First of all, and most importantly, your landlord is legally required and obliged to maintain the property at the minimum standards for rented dwellings as per the Housing (Standards for Rented Houses) Regulations 2019. These regulations came into operation on May 1st 2019. This obligation continues during your tenancy under Section 12, Part 2, Chapter 1 of the Residential Tenancies Act 2004 and on top of that they need to address any maintenance issues that arise during your tenancy in a timely fashion.
On the other side of that, as tenant you need to notify the landlord of any maintenance issues as they arise during your tenancy which you have done. This is what I would advise you to do if I were in your shoes. First of all, since you have stated that your landlord is an institutional landlord it is more than likely that they own a number of properties within their portfolio. Therefore, I would suggest it is a fair assumption they have a team of maintenance contractors to address issues in their properties as they arise.

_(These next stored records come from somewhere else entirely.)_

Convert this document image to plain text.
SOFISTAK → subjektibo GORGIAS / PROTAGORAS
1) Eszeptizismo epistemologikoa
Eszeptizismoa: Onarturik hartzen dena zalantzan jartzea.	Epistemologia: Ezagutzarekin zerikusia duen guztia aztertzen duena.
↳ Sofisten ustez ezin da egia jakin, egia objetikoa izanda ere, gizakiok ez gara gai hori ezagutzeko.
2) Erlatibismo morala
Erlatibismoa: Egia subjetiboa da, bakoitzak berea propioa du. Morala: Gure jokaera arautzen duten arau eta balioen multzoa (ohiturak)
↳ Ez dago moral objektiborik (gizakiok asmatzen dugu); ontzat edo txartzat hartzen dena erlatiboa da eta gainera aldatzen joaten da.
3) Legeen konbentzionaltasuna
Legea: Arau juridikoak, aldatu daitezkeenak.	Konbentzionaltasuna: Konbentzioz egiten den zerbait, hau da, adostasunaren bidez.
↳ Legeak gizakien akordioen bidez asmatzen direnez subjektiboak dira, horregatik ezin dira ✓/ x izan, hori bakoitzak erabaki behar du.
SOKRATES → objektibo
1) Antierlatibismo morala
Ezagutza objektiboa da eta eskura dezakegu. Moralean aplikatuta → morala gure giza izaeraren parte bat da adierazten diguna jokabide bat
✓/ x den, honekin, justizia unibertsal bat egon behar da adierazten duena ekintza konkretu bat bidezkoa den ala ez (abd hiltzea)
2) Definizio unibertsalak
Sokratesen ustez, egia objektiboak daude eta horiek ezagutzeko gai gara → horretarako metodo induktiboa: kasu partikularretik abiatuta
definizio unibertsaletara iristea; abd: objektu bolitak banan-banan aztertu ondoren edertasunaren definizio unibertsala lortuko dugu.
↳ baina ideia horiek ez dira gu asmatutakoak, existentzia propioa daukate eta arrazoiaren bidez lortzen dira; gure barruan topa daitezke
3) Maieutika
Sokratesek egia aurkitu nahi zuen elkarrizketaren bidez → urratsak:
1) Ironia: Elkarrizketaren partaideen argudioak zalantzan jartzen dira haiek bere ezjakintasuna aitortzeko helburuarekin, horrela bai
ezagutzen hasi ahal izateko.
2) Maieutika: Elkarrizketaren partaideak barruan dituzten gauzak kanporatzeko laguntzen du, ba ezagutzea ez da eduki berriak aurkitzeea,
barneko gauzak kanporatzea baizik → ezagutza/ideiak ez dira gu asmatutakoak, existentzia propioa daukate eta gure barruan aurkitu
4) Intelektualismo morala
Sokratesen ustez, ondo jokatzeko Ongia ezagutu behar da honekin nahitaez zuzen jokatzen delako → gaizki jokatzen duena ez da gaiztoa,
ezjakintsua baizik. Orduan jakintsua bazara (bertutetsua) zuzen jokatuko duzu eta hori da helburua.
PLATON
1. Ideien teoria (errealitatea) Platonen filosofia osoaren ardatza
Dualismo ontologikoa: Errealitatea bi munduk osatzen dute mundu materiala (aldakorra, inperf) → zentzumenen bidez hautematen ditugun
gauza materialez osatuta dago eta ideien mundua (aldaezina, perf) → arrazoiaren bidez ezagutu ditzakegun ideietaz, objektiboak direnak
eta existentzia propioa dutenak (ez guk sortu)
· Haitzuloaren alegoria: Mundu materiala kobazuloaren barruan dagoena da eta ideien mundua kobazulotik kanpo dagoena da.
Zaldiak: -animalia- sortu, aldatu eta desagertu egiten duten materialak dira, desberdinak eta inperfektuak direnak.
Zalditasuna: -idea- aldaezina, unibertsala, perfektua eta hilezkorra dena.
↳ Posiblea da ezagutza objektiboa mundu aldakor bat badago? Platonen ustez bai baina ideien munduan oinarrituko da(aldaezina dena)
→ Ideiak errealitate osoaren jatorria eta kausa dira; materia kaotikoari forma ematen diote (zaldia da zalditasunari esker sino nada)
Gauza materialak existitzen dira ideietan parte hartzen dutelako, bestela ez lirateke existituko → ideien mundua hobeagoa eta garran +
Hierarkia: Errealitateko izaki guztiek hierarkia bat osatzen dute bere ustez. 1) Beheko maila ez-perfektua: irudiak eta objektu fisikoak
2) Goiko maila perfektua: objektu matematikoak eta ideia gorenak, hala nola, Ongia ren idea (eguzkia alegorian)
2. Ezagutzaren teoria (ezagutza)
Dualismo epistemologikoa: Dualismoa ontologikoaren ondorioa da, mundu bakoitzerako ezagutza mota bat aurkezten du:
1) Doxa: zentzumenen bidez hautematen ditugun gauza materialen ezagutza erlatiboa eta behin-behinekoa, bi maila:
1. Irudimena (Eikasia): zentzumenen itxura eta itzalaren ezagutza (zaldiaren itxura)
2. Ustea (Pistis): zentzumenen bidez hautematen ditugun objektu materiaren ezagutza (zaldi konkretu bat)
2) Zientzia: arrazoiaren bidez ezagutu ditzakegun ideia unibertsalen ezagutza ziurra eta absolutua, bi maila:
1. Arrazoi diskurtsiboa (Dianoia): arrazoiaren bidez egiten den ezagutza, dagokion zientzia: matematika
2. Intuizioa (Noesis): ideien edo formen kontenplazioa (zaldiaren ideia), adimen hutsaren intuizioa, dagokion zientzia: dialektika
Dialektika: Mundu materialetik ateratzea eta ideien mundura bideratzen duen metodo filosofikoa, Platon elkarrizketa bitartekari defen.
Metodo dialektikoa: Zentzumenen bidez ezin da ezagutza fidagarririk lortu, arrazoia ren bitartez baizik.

So, it is disappointing they have not addressed your problem already. Not only that you mention that the pump has stopped working so that would tell me that it is affecting your water supply or potentially your heating or both so it is a serious issue as opposed to a minor problem. That means you now have no choice but to write to your landlord formally to inform them that you require them to fix the pump without any further delay otherwise you will need to seriously consider referring the matter to the RTB for breach of landlords’ obligations to maintain the property.
The RTB website should have a template guide for this type of letter to help you compose it correctly. In this communication I would also state that you would rather not go to the RTB but if they don’t act quickly, you will have no other option. This should help to get your landlord’s attention.
That said, and to reiterate the advice that I have given in the many articles I have written in the past, the best landlord-and-tenant relationships are where there is open, honest, and transparent communication with the RTB being the very last resort for either party. The reason for this is that may well end up in a protracted dispute-resolution process that is stressful for both parties and which really doesn’t benefit either party in most cases. It also serves to worsen what is an already overwhelmed RTB dispute-resolution process.